Admittedly, it's much more likely for a person to go the other direction. It's comforting to place your concerns with things that, ultimately, don't matter much. That's why people obsess over things like sports, gossip, food, fitness, and whatever else. That's why I have a gym membership, and couldn't imagine the alternative being possible. That's why I read fantasy novels. That's why this blog exists. Serious things are serious enough without our taking them seriously. But emotionally investing in one's ability to pour milk in a cup is just the right kind of frivolous.
But there are those less glamorous pages, those stories that don't involve spectacular levels of sex or violence. These deaths are unglamorous, anonymous. This is faceless suffering, numbers placed in an unfortunate spreadsheet column, never spared more than a fleeting moment's guilt, if that.
If being educated requires an awareness of current events, then it also requires an awareness of this sort of thing. It requires a knowledge that most of the world is starving to death, while the rest is committing suicide by corn syrup. And it requires a knowledge that this gap is widening as fast as first world waistlines.
This is not a new revelation, of course. There have been doomsday prophets for as long as there have been days at all, cynics and alarmists who would find the end from the beginning. But while this isn't new, it is the furthest thing from alarmist. It is fact, not disputed by anyone willing to objectively examine the data. We have too much; they have too little. We are getting more; they are getting less. They long for daily bread, while we anguish over what processed flour might do to our abs.
I'm externalizing this to an extent. When I say "we", I might as well say "me". I wonder if 100 grams of protein a day is "enough", when the World Health Organization sets the bar at a fraction of that. Even still, most of the world falls short. And I could go on, noting just about every aspect of my life, from the bed I wake up in to the computer I'm typing this on.

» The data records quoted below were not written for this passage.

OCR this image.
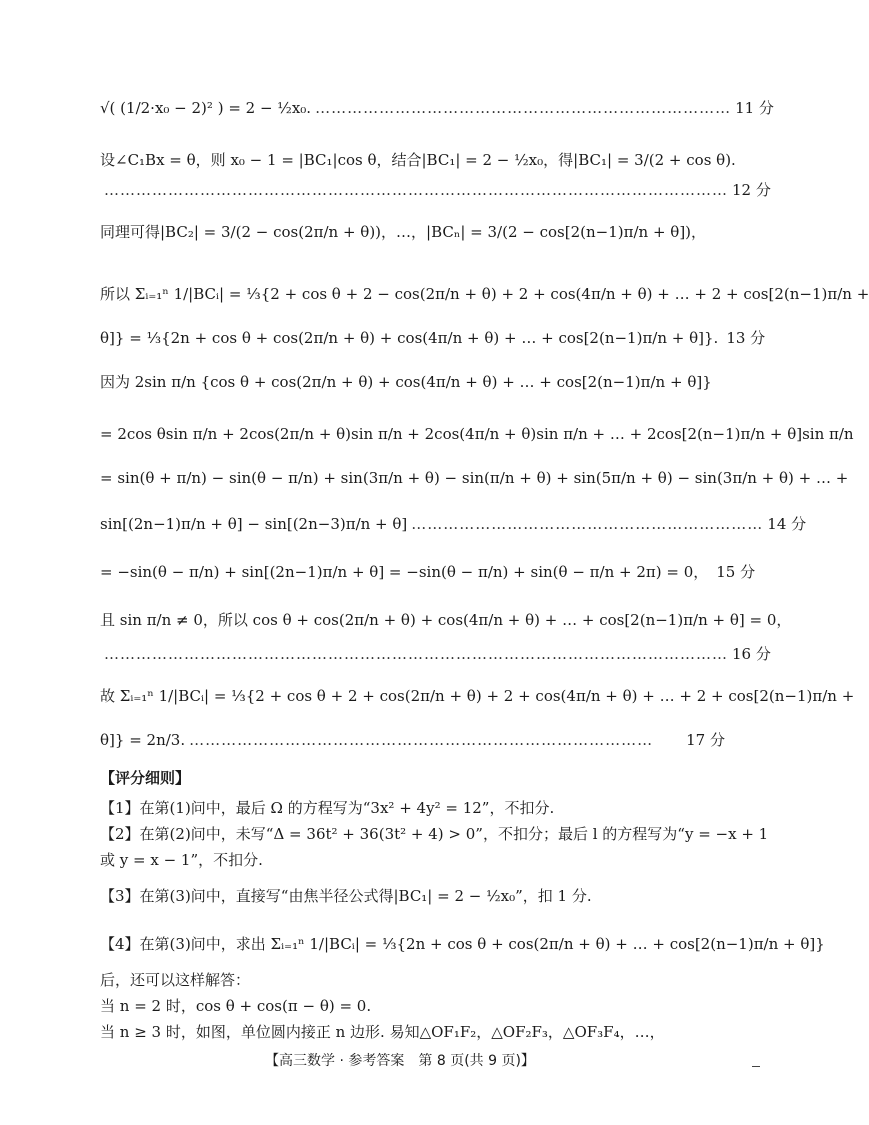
√( (1/2·x₀ − 2)² ) = 2 − ½x₀. …………………………………………………………………… 11 分
设∠C₁Bx = θ，则 x₀ − 1 = |BC₁|cos θ，结合|BC₁| = 2 − ½x₀，得|BC₁| = 3/(2 + cos θ).
……………………………………………………………………………………………………… 12 分
同理可得|BC₂| = 3/(2 − cos(2π/n + θ))，…，|BCₙ| = 3/(2 − cos[2(n−1)π/n + θ])，
所以 Σᵢ₌₁ⁿ 1/|BCᵢ| = ⅓{2 + cos θ + 2 − cos(2π/n + θ) + 2 + cos(4π/n + θ) + … + 2 + cos[2(n−1)π/n +
θ]} = ⅓{2n + cos θ + cos(2π/n + θ) + cos(4π/n + θ) + … + cos[2(n−1)π/n + θ]}. 13 分
因为 2sin π/n {cos θ + cos(2π/n + θ) + cos(4π/n + θ) + … + cos[2(n−1)π/n + θ]}
= 2cos θsin π/n + 2cos(2π/n + θ)sin π/n + 2cos(4π/n + θ)sin π/n + … + 2cos[2(n−1)π/n + θ]sin π/n
= sin(θ + π/n) − sin(θ − π/n) + sin(3π/n + θ) − sin(π/n + θ) + sin(5π/n + θ) − sin(3π/n + θ) + … +
sin[(2n−1)π/n + θ] − sin[(2n−3)π/n + θ] ………………………………………………………… 14 分
= −sin(θ − π/n) + sin[(2n−1)π/n + θ] = −sin(θ − π/n) + sin(θ − π/n + 2π) = 0， 15 分
且 sin π/n ≠ 0，所以 cos θ + cos(2π/n + θ) + cos(4π/n + θ) + … + cos[2(n−1)π/n + θ] = 0，
……………………………………………………………………………………………………… 16 分
故 Σᵢ₌₁ⁿ 1/|BCᵢ| = ⅓{2 + cos θ + 2 + cos(2π/n + θ) + 2 + cos(4π/n + θ) + … + 2 + cos[2(n−1)π/n +
θ]} = 2n/3. ……………………………………………………………………………	17 分
【评分细则】
【1】在第(1)问中，最后 Ω 的方程写为“3x² + 4y² = 12”，不扣分.
【2】在第(2)问中，未写“Δ = 36t² + 36(3t² + 4) > 0”，不扣分；最后 l 的方程写为“y = −x + 1
或 y = x − 1”，不扣分.
【3】在第(3)问中，直接写“由焦半径公式得|BC₁| = 2 − ½x₀”，扣 1 分.
【4】在第(3)问中，求出 Σᵢ₌₁ⁿ 1/|BCᵢ| = ⅓{2n + cos θ + cos(2π/n + θ) + … + cos[2(n−1)π/n + θ]}
后，还可以这样解答：
当 n = 2 时，cos θ + cos(π − θ) = 0.
当 n ≥ 3 时，如图，单位圆内接正 n 边形. 易知△OF₁F₂，△OF₂F₃，△OF₃F₄，…，
【高三数学 · 参考答案　第 8 页(共 9 页)】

There is coffee, too, probably the best example. I work with it daily, making, by global standards, a ridiculous sum of money. I am paid enough to eat what I want, as often as I want, to see movies and buy new clothes on a whim, to fill up a car I drive with little though devoted to its emissions. And this is all for an absolute luxury, a thing not one person on Earth has ever or will ever need. There is the water it takes to brew a pot too, when most of the world can't get a clean cup a day. There is the electricity, which requires fossil fuels. Not to mention the milk. Not to mention the transport of the beans themselves, which cannot be grown in the United States, but must be shipped at significant cost. Not to mention the farmers, the mono-cropping, the species wiped out so I can drink what I like.
Of course, there are people who would do things better. There is fair trade, which may or may not be fair at all. But even if the latter is true, there are small companies devoted to cultivating relationships with small farms, with growers who do things right. There is the superficially trivial fact that coffee, though not strictly necessary for anyone, feels like it is for most people in this country. It makes their day tolerable at least, and at best, might make them happy. That's my job, as I see it. If what I do is indeed a luxury, if my life is one most of the world could never dream of, then making the best of it is the least I can do.
While ignoring current events, the darker realities of right now, might be easy, so is guilt. Feeling bad allows one to feel superior without doing anything. This isn't to say that I have the answer, or that I'm doing anything but poorly justifying my greedy existence on some would-be moral ground. But whatever the answer is, it's not feeling guilty. It's certainly not feeling bad at what others lack, and worse about what you've got. And while we're searching, being happy and and trying to inspire the same in others is the best I've come up with.